En fait, ce n'est pas tout à fait son salon et sa télévision : c'est ceux de son mari, qu'elle a rencontré il y a quelques mois alors qu'elle travaillait encore dans un hôtel de Dakar.

Rama a tout en apparence - de l'argent autant qu'elle en veut et un mari qui, probablement, l'aime réellement (même si je n'arrive pas à comprendre cette relation). Mais en vérité, il lui manque l'essentiel pour être libre. Si elle veut prendre le métro, quelqu'un doit la guider vers la bonne ligne et elle doit compter chaque station pour descendre au bon endroit. Elle ne peut pas remplir toute seule un formulaire officiel et est contrainte de mettre toute sa confiance dans la personne qui l'aidera. Elle ne peut lire les infos dans le journal ni savoir sur quel quai attendre le bon train. Plus que tout autre, elle sait que chaque geste de la vie quotidienne est une épreuve lorsqu'on ne sait ni lire ni écrire.

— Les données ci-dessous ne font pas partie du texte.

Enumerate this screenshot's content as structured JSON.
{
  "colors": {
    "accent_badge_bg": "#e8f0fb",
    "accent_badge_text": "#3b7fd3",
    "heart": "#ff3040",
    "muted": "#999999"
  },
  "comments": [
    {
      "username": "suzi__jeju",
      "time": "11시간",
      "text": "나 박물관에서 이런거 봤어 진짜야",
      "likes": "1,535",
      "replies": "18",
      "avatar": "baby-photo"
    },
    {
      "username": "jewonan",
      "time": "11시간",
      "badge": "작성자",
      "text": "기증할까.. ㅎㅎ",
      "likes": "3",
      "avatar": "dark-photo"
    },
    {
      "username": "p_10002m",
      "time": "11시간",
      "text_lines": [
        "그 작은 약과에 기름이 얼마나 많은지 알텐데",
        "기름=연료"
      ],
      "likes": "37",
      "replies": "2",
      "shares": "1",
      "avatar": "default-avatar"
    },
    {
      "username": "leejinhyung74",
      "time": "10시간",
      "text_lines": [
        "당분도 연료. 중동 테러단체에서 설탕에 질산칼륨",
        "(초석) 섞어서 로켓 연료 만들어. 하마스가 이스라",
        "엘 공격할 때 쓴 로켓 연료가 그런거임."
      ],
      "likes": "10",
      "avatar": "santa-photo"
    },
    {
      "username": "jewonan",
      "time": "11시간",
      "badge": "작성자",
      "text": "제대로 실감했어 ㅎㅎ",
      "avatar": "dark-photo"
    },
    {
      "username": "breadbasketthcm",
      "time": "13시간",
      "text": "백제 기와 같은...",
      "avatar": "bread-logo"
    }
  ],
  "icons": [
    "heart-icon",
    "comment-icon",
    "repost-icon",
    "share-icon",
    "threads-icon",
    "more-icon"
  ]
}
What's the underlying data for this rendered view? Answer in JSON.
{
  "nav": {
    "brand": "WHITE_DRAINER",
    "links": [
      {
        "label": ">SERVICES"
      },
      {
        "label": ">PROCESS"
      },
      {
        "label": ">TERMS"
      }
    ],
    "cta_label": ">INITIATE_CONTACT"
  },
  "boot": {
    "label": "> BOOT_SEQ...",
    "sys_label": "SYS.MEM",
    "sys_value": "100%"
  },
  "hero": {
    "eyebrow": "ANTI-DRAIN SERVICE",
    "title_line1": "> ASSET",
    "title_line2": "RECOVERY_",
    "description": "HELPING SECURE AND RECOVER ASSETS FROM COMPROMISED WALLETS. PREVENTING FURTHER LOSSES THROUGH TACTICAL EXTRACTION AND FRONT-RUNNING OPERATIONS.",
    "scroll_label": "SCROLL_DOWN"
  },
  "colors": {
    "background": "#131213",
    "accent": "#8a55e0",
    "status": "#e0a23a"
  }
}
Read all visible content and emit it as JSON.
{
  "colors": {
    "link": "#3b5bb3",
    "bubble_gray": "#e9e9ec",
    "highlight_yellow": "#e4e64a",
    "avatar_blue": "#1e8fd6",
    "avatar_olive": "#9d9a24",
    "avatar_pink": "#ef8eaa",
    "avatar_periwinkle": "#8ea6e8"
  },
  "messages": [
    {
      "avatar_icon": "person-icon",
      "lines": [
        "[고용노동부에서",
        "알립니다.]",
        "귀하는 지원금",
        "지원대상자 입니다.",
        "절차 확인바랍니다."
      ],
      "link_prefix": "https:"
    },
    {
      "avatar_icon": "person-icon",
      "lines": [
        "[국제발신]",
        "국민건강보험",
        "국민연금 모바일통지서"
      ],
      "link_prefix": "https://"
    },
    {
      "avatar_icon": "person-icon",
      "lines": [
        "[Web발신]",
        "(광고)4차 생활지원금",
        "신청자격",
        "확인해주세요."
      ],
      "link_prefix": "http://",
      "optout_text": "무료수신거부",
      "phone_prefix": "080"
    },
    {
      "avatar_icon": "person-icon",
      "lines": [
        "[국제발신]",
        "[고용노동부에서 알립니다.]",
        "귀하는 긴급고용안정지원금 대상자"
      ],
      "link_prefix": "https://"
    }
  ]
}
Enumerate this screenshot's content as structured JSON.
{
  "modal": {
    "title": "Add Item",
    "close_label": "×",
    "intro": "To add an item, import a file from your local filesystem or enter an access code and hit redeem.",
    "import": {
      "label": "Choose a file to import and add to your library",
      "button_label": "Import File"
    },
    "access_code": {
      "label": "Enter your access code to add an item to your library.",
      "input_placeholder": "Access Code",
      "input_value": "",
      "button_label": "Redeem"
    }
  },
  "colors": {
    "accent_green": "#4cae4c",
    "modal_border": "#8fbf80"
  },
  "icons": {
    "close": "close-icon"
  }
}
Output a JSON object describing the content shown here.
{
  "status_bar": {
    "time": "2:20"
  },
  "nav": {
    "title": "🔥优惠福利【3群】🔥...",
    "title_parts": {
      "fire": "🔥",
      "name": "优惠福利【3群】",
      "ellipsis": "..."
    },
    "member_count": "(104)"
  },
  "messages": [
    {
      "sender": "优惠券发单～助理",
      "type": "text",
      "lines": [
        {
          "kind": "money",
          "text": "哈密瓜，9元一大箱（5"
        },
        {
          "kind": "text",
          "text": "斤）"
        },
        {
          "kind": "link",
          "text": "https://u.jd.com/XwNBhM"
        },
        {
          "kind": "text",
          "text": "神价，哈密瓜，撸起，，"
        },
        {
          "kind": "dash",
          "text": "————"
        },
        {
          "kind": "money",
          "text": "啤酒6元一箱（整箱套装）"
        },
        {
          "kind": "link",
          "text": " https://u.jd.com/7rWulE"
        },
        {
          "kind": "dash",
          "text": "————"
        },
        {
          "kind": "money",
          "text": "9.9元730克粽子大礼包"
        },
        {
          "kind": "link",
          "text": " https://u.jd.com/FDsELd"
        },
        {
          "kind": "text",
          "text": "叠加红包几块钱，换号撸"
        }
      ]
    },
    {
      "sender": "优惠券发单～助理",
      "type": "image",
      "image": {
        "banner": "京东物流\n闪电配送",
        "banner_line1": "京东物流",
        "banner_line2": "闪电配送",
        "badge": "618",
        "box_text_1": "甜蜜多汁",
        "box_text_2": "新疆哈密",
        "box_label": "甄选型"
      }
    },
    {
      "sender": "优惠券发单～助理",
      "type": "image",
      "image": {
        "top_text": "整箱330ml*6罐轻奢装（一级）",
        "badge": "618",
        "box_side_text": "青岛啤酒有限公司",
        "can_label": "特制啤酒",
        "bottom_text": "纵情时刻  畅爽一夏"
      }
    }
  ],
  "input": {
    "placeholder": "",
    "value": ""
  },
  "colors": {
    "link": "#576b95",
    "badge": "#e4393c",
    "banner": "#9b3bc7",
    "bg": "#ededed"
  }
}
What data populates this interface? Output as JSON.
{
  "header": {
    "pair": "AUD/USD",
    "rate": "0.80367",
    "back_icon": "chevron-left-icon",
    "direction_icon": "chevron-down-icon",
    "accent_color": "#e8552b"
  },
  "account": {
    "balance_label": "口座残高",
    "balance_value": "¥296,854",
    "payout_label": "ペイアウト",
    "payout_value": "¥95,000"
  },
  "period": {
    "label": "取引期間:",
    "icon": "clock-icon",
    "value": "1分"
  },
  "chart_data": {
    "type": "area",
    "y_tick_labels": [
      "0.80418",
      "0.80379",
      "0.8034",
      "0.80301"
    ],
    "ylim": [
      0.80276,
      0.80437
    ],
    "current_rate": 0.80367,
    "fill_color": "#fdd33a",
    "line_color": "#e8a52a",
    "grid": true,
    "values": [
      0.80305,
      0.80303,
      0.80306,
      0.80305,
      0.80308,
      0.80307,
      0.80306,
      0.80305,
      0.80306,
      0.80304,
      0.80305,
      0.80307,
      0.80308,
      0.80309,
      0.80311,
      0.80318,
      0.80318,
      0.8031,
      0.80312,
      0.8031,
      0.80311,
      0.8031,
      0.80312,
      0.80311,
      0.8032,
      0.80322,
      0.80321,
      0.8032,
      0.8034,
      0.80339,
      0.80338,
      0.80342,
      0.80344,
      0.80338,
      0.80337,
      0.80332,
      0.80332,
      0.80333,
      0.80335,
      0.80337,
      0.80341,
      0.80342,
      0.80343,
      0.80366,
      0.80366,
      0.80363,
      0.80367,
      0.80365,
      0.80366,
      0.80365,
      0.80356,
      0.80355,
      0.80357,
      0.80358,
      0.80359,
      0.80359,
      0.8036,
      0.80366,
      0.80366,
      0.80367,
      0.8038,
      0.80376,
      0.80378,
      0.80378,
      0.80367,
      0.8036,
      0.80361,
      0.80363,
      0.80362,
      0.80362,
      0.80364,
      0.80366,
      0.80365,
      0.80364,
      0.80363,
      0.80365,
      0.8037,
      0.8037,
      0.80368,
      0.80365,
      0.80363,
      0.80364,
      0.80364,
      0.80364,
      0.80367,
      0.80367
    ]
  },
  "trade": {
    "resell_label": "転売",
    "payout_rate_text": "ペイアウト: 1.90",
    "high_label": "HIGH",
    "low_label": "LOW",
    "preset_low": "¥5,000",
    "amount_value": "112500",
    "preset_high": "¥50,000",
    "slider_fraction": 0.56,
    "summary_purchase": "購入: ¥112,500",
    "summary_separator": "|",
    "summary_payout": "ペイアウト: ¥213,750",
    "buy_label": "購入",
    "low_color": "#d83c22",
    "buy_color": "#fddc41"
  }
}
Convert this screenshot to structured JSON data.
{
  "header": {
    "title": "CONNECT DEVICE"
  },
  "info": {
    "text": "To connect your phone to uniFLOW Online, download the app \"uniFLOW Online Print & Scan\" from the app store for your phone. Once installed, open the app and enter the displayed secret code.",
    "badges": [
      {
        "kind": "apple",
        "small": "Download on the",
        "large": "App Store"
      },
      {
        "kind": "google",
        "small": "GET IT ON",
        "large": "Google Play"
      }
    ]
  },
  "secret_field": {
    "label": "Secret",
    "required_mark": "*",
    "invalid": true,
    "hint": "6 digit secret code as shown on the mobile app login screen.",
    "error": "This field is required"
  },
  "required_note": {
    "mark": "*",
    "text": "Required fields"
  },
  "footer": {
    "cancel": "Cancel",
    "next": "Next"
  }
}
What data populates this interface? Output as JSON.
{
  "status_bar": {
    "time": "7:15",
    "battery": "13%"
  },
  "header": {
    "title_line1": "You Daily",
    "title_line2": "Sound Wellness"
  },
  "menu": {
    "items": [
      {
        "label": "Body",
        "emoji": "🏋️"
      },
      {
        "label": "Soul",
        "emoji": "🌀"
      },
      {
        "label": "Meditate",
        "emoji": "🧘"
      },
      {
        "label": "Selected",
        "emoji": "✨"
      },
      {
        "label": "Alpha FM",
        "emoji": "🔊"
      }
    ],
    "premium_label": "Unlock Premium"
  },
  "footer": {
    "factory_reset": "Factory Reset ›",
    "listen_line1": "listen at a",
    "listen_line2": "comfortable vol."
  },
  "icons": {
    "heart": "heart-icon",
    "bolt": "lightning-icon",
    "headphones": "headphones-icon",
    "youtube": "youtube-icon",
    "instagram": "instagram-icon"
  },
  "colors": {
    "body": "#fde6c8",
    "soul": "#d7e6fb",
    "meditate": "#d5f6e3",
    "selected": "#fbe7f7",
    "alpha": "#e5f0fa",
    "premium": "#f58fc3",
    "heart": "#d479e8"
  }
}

Je vais tous les matins chez Rama pour lui apprendre à lire. J'aime à dire : lui apprendre à être libre. En lui donnant les lettres, les syllabes et les mots, je ne peux que lui ouvrir un monde qui lui est fermé jusque là. La véritable richesse ne vient-elle pas des mots et surtout de leur parfaite maîtrise ? Ne pourra-t-elle pas devenir maîtresse d'elle-même et peut-être même des autres lorsqu'elle sera maîtresse du langage et de l'écriture ? Chaque matin, vers dix heures, j'arrive dans la maison impeccable. Je dis bonjour à la femme de ménage - noire, comme Rama - que je suis toujours étonnée de voir occupée (chez nous, le ménage ne dure que deux heures par semaine... mais ce n'est peut-être pas une référence !). On s'installe sur la table du salon ou bien à l'étage sur le bureau. Et je la fais répéter : B et A, ça fait BA. B et U, comment on dit ? On lit des phrases pleines d'allitérations, mais aussi très infantilisantes : Carole a collé le carré. Séverine a salé la salade de simone. La mamie de magali arrive à midi... Je lui parle doucement et lui dit qu'elle va y arriver, mais je ne lui laisse pas une seconde de répit, la faisant répéter inlassablement les mêmes syllabes - ba, be, bi, bo, bu.

Au début, je voulais simplement rendre service et gagner un peu d'argent. Et puis très vite, je me suis sentie impliquée dans le destin de Rama. J'ai envie que dans quelques années elle vienne me voir et me dise, voilà, je sais lire et écrire, et depuis ma vie n'est plus la même. C'est une envie toute égoïste de professeur, très certainement. Mais aussi un incroyable sentiment de vraiment servir à quelque chose - à quelqu'un. Quand elle saura lire, elle ne pourra plus me dire Je m'ennuie dans cette grande maison et dans cette ville inconnue... car elle pourra sortir quand elle veut, sans se retrouver dans un labyrinthe de signes cabalistiques et faire ses propres choix sans se référer à quelqu'un d'autre.

Quand je sors de chez Rama, chaque midi, j'ai le sourire. Je sais que je lui ai appris une lettre de plus. Une lettre de la liberté.